Ahmed Hussein al-Shar’a,[nota 1] também conhecido por seu cúnia/nome de guerraAbu Mohammad al-Julani[nota 2] (Riade, 1982), é um líder militante sírio que serve como o segundo emir do Tahrir al-Sham desde 2017[4] e como líder de facto da Síria desde 8 de dezembro de 2024.[5] Nascido na Arábia Saudita, filho de exilados sírios, sua família retornou à Síria no final da década de 1980.[6] Antes de cortar laços com a Al-Qaeda em 2016, Julani serviu como emir da extinta Frente Al-Nusra, o antigo braço sírio da Al-Qaeda.[7]
A rivalidade crescente entre Abu Bakr Al-Baghdadi e o seu emissário na Síria, Al-Joulani, levou Baghdadi a anunciar a dissolução da Frente Al-Nosra em abril de 2013. Joulani recusou-se a obedecer e jurou fidelidade à Al-Qaeda e ao seu líder, Ayman Al-Zawahiri. Este episódio marcou o início da guerra entre o EIIL e a Al-Qaeda, que se estendeu a todas as áreas de atividade dos dois grupos.[8]

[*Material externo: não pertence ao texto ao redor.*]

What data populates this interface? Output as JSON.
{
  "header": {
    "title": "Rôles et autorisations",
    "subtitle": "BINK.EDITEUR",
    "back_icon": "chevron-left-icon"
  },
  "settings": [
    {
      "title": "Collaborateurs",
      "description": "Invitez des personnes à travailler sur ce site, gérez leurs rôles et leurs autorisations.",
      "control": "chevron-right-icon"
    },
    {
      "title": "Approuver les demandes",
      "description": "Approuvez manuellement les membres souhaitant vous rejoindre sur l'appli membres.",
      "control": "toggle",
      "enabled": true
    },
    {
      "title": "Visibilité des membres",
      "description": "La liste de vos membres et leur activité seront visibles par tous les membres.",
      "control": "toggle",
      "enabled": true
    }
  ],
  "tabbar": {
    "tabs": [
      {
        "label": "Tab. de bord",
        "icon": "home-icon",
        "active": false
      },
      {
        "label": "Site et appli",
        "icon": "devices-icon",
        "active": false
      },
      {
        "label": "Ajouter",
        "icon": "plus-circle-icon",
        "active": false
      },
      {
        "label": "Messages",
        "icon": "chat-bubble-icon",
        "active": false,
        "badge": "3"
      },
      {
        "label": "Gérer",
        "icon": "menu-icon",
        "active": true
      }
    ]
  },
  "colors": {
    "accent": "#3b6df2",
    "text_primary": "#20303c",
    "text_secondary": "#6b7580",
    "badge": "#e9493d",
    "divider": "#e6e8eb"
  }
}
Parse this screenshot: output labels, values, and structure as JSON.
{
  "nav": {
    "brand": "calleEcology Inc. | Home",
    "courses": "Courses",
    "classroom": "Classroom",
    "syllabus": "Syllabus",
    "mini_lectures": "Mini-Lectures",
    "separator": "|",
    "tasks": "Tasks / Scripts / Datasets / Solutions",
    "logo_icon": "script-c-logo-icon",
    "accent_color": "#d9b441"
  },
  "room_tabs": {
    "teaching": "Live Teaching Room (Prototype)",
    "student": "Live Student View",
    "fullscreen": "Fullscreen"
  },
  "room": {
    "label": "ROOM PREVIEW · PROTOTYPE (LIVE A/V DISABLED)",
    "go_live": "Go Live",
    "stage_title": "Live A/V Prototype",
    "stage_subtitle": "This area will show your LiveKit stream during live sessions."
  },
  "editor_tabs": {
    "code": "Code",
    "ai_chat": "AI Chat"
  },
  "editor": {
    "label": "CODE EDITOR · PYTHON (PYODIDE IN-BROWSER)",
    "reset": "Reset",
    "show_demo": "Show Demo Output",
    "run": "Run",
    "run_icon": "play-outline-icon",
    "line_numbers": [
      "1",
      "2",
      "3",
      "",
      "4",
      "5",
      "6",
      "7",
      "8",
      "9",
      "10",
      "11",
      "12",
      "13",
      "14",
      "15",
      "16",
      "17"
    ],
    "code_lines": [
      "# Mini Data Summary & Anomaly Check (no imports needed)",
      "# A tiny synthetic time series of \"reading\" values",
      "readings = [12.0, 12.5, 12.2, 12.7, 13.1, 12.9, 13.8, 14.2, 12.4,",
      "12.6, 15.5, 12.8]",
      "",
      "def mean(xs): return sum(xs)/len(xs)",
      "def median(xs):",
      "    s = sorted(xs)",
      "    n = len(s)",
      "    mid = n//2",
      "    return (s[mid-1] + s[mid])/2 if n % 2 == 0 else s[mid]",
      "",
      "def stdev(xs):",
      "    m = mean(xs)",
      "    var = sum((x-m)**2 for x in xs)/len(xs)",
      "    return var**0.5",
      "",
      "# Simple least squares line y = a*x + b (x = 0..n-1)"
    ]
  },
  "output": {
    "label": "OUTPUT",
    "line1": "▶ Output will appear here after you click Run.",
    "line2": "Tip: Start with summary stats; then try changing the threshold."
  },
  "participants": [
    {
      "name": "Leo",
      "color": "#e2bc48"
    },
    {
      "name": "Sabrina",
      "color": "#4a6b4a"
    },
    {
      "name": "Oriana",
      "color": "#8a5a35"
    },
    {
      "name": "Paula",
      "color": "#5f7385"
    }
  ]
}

Desde que rompeu com a Al-Qaeda, al-Shar’a buscou legitimidade internacional concentrando-se na governança na Síria em vez de objetivos jihadistas globais. Seu grupo estabeleceu uma administração em seu território controlado, coletando impostos, fornecendo serviços públicos e emitindo carteiras de identidade para os residentes, embora tenha enfrentado críticas por táticas autoritárias e repressão à dissidência. O Departamento de Estado dos EUA listou al-Shar’a como um "Terrorista Global Especialmente Designado" em maio de 2013, e quatro anos depois anunciou uma recompensa de US$ 10 milhões por informações que levassem à sua captura.[9]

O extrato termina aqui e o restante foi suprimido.